Even though David McCoy practically grew up in a community college classroom, he had to go to Russia to find his own calling as a teacher.
With both parents DCCCD professors — his mom Clarice at Brookhaven and his dad David at Eastfield — David always loved to learn, sitting in on college classes before he was out of grade school. He went to Hendrix College, a small liberal arts school in Arkansas, and spent his junior year abroad at Oxford University, beginning a lifelong love of educational travel.
But it wasn’t until a friendship with a visiting Russian law professor turned into an invitation to lecture to fellow college students in St. Petersburg that he began to think of teaching as a career he might pursue himself.
Fast forward through a bachelor’s degree from Hendrix, two years off after college to work in a bookstore and as a teaching assistant in a psychiatric institution in Little Rock, and a stint as a management trainee for the U.S. Department of Commerce’s Russia Bureau in Washington, D.C.
Oh, and a law degree from Harvard University.
“After I got out of law school, I had been in school so long that I was eager to work,” he says. “I had taken accounting at Brookhaven before I went to law school, and with both of my parents DCCCD professors, I have a strong belief in the community college district.” When a government faculty position became available at Cedar Valley College, he jumped on it and realized that he had indeed found his calling as a professor.
He still loves combining learning and travel, though, and somehow manages to keep taking academic adventures abroad. He spent nine months in France researching the political origins of the French Constitutional Council, as well as what he calls “abusing the French language.” In the summer of 2007, he traveled to Senegal with Fulbright funding to study the west African country’s emerging democracy, narrowly escaping grave injury at the tusks of a warthog. Summer of 2008 found him heading off to Paris (France, not Texas) for a six-week stint, well, because the opportunity was there.
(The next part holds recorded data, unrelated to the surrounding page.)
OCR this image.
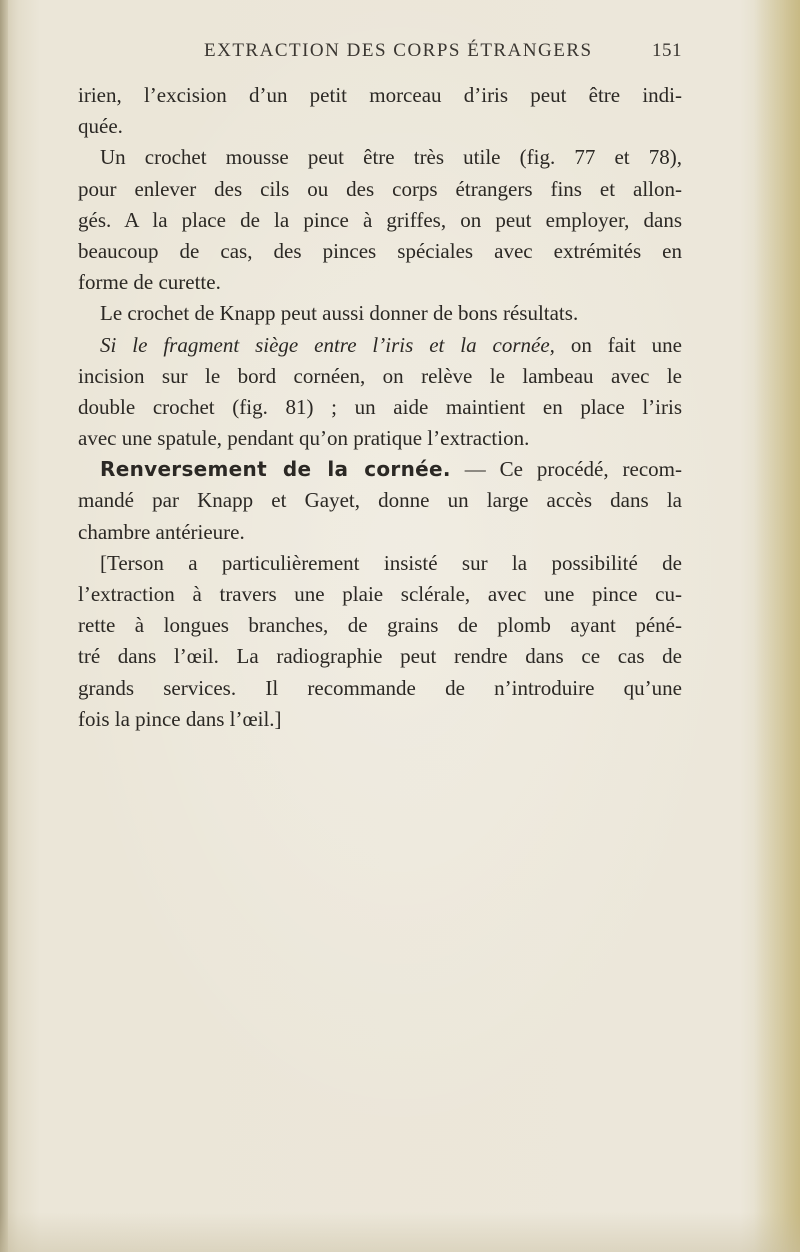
EXTRACTION DES CORPS ÉTRANGERS	151
irien, l’excision d’un petit morceau d’iris peut être indi-
quée.
Un crochet mousse peut être très utile (fig. 77 et 78),
pour enlever des cils ou des corps étrangers fins et allon-
gés. A la place de la pince à griffes, on peut employer, dans
beaucoup de cas, des pinces spéciales avec extrémités en
forme de curette.
Le crochet de Knapp peut aussi donner de bons résultats.
Si le fragment siège entre l’iris et la cornée, on fait une
incision sur le bord cornéen, on relève le lambeau avec le
double crochet (fig. 81) ; un aide maintient en place l’iris
avec une spatule, pendant qu’on pratique l’extraction.
Renversement de la cornée. — Ce procédé, recom-
mandé par Knapp et Gayet, donne un large accès dans la
chambre antérieure.
[Terson a particulièrement insisté sur la possibilité de
l’extraction à travers une plaie sclérale, avec une pince cu-
rette à longues branches, de grains de plomb ayant péné-
tré dans l’œil. La radiographie peut rendre dans ce cas de
grands services. Il recommande de n’introduire qu’une
fois la pince dans l’œil.]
What he is not about is keeping to the status quo, either on his own time or on his students’. “I try to provoke my students,” he says. “I want them to be able to ask the right questions. I guess I teach a soft version of the Socratic method. I’m not there to change their minds but to challenge their deeply held assumptions.
“I think it was St. Augustine who said, ‘If the highest aim of the captain is to preserve the ship, it would never leave port.’ I try to go to the roots of why we think what we think, which influences where we go.”
This is one professor who has definitely left port. For David McCoy, it all began here.